You only need to do this once. After the first launch macOS will remember your choice and the app will open normally.
Local Data Storage
The desktop app stores all data locally on your machine. It works fully offline with no server or internet connection required. Your thread inventory, patterns, and project data are kept in the application's data directory on disk.
Docker
Docker is the recommended way to self-host Needlework Studio. A single container runs the full application with persistent data stored in a Docker volume.
Quick Start
Pull the latest image from the GitHub Container Registry:
docker pull ghcr.io/greenglasst/needleworkstudio:latest
Docker Compose
Create a docker-compose.yml file with the following configuration:
services:
needlework-studio:
image: ghcr.io/greenglasst/needleworkstudio:latest
ports:
- "6969:6969"
volumes:
- needlework-data:/data
restart: unless-stopped
volumes:
needlework-data:
Start the container:
docker compose up -d
Create Your First User
After starting the container, create an initial user account with the built-in management script:
docker compose exec needlework-studio python3 manage_users.py create
Follow the interactive prompts to set a username and password. Once created, open http://localhost:6969 in your browser and log in.
Manual Python Setup
If you prefer to run Needlework Studio directly on a host machine without Docker, you can set it up manually with Python.
Prerequisites
- Python 3.10 or newer - verify with
python3 --version. - pip - the Python package installer (usually bundled with Python).
Clone and Install
Clone the repository and set up a virtual environment:
git clone https://github.com/GreenglassT/NeedleworkStudio.git
cd NeedleworkStudio
python3 -m venv venv
source venv/bin/activate
pip install -r requirements.txt
Initialize the Database
Run the database initialization script to create all tables and seed the thread library:
python3 init_db.py
This seeds the database with 744 DMC threads and over 400 Anchor threads, giving you a complete reference library out of the box.

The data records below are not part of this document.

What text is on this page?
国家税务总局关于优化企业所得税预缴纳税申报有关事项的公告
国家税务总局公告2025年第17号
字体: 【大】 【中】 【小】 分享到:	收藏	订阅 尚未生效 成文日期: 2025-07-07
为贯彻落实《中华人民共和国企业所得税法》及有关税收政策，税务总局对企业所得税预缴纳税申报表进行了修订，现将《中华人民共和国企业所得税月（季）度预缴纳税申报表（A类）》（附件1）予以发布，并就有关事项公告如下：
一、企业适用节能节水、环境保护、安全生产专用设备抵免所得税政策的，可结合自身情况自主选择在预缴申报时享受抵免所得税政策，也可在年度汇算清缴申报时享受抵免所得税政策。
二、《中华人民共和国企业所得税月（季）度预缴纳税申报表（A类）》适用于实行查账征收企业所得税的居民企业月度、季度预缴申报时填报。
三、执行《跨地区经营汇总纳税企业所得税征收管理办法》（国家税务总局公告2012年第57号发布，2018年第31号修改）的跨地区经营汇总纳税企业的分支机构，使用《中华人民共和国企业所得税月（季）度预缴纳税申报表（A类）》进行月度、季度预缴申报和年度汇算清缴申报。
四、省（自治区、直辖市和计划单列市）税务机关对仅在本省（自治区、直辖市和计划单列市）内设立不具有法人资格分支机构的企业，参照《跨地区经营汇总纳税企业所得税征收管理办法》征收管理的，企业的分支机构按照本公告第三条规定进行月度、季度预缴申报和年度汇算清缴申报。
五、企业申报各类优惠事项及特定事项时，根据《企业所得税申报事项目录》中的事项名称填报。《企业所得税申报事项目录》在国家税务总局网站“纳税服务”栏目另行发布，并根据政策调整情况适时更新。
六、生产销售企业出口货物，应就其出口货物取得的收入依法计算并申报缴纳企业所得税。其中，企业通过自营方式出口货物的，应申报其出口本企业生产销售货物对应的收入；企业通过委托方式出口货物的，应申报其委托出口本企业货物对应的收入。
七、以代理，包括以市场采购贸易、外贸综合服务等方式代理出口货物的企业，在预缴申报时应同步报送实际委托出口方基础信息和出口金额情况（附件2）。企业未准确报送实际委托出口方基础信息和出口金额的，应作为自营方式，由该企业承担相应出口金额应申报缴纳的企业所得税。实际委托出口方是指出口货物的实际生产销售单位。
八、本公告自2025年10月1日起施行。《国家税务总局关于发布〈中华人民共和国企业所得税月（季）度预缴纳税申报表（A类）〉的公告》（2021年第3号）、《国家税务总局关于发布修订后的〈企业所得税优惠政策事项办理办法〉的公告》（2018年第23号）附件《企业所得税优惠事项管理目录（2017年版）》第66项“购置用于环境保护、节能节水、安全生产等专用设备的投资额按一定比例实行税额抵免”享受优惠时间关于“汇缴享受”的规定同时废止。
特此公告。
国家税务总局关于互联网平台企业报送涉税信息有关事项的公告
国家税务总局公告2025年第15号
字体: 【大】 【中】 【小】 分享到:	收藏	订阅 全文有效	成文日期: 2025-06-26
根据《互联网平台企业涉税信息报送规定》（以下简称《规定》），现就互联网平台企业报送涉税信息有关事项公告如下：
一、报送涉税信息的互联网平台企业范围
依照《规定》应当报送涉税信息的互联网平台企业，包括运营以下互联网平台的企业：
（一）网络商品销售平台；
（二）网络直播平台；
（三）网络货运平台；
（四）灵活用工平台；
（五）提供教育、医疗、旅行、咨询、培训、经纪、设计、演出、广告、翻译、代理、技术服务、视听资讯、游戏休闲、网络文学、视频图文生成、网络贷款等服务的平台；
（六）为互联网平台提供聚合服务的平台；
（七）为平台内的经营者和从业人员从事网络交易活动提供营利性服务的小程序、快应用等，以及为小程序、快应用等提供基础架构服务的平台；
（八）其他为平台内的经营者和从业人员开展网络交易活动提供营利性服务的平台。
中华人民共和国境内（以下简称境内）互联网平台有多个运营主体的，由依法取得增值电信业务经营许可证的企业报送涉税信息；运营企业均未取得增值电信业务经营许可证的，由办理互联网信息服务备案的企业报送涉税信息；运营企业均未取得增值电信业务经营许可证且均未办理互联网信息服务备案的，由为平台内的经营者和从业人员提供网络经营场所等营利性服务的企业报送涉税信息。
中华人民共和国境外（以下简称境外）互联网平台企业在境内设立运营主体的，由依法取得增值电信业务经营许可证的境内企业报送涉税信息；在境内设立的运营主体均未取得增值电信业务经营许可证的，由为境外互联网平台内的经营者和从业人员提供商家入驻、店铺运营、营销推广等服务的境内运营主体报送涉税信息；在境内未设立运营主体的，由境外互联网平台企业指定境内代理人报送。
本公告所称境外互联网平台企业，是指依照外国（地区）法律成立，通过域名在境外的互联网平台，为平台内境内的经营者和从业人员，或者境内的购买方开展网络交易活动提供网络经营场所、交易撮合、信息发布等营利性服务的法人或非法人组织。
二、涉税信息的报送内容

init_db.py drops and recreates the entire database. Only run this for first-time setup or if you need a full reset. Running it on an existing installation will permanently delete all user data, patterns, and inventory.
Create a User
Create your first user account:
python3 manage_users.py create
Run the Application
For development or local testing, start the application directly with Python:
python3 app.py
The application will be available at http://localhost:6969.
Production with Gunicorn
For production deployments, use Gunicorn as the WSGI server:
gunicorn -w 1 --threads 4 -b 0.0.0.0:6969 app:app
Important: You must use a single worker (-w 1). Needlework Studio uses an in-memory rate limiter that is not shared across processes. Running multiple workers would cause each worker to maintain its own independent rate-limit counters, making the rate limiting ineffective. The --threads 4 flag provides concurrency within that single worker to handle multiple simultaneous requests.